Dietary fatty acids and mortality risk from heart disease in US adults : an analysis based on NHANES
- Authors: Wang, Yutang , Fang, Yan , Witting, Paul , Charchar, Fadi , Sobey, Christopher , Drummond, Grant , Golledge, Jonothan
- Date: 2023
- Type: Text , Journal article
- Relation: Scientific Reports Vol. 13, no. 1 (2023), p.
- Full Text:
- Reviewed:
- Description: We investigated the association of dietary intake of major types of fatty acids with heart disease mortality in a general adult cohort with or without a prior diagnosis of myocardial infarction (MI). This cohort study included US adults who attended the National Health and Nutrition Examination Surveys from 1988 to 2014. Heart disease mortality was ascertained by linkage to the National Death Index records through 31 December 2015. Cox proportional hazards models were used to estimate hazard ratios (HRs) and 95% confidence intervals (CIs) of fatty acid intake for heart disease mortality.

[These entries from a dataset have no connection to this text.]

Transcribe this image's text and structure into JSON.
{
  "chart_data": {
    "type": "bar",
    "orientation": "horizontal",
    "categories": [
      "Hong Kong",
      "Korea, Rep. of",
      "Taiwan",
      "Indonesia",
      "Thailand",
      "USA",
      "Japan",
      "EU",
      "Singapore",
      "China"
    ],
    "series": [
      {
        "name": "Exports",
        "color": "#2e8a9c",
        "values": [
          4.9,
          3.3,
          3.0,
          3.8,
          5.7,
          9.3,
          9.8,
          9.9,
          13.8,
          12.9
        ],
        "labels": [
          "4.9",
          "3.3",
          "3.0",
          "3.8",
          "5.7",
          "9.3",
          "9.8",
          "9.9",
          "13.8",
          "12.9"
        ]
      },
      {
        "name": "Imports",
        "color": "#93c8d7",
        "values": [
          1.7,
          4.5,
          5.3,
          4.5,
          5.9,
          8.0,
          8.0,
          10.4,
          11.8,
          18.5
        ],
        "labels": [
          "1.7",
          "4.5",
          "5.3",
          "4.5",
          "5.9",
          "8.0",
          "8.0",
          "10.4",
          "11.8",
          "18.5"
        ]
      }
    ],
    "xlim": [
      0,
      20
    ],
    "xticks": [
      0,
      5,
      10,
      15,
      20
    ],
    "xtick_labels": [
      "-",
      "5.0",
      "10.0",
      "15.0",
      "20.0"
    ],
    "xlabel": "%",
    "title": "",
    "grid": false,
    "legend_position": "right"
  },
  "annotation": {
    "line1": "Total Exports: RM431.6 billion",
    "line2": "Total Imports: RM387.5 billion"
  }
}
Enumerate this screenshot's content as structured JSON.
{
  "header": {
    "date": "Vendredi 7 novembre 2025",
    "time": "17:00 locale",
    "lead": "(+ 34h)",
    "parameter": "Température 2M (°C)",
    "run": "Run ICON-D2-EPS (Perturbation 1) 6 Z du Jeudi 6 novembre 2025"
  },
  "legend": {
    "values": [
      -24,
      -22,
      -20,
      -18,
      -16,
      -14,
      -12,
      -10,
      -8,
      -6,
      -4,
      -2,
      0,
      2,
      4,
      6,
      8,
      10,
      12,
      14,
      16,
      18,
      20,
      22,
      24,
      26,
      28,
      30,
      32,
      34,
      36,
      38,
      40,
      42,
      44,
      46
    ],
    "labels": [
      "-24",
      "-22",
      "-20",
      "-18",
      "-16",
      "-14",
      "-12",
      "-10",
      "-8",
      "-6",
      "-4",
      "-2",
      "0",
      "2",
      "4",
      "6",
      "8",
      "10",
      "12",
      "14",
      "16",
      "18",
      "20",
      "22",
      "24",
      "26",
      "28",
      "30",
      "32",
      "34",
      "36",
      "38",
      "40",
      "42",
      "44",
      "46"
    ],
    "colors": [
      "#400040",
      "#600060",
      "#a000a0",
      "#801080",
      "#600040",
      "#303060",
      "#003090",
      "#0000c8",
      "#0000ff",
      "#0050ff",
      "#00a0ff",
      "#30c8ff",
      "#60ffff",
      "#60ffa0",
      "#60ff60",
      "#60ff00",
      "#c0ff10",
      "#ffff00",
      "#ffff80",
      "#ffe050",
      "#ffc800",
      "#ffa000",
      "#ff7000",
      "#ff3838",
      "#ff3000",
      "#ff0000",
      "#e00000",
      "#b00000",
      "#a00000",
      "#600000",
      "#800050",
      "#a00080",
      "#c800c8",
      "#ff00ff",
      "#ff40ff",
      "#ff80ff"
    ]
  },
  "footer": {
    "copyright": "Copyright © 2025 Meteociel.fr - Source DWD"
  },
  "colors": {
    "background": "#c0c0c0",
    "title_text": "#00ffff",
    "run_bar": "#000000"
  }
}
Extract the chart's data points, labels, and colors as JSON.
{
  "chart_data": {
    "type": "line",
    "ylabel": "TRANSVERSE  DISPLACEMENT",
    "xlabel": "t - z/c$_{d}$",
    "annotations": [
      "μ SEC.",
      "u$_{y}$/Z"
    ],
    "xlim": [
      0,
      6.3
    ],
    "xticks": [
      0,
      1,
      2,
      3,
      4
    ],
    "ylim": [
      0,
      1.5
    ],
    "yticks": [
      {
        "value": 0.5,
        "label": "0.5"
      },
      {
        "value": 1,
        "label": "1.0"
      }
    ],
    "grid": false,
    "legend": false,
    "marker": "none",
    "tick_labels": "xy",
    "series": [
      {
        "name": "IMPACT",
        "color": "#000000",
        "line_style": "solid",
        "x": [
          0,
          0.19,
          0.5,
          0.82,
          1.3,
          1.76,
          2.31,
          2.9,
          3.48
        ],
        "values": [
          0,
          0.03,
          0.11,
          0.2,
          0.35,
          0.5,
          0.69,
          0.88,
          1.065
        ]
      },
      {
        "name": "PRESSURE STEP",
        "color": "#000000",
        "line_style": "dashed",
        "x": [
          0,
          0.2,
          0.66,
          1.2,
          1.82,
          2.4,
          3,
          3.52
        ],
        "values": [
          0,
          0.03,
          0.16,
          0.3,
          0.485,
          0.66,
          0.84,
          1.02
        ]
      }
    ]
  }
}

This cohort included 45,820 adults among which 1,541 had a prior diagnosis of MI. Participants were followed up for 532,722 person-years (mean follow-up, 11.6 years), with 2,313 deaths recorded from heart disease being recorded. Intake of saturated (SFAs) and monounsaturated fatty acids (MUFAs) was associated with heart disease mortality after adjustment for all the tested confounders. In contrast, a 5% higher calorie intake from polyunsaturated fatty acids (PUFAs) was associated with a 9% (HR, 0.91; 95% CI 0.83–1.00; P = 0.048) lower multivariate-adjusted risk of heart disease mortality. Sub-analyses showed that this inverse association was present in those without a prior diagnosis of MI (HR,0.89; 95% CI 0.80–0.99) but not in those with the condition (HR, 0.94; 95% CI 0.75–1.16). The lack of association in the MI group could be due to a small sample size or severity and procedural complications (e.g., stenting and medication adherence) of the disease. Higher PUFA intake was associated with a favourable lipid profile. However, further adjustment for plasma lipids did not materially change the inverse association between PUFAs and heart disease mortality. Higher intake of PUFAs, but not SFAs and MUFAs, was associated with a lower adjusted risk of heart disease mortality in a large population of US adults supporting the need to increase dietary PUFA intake in the general public. © 2023, The Author(s).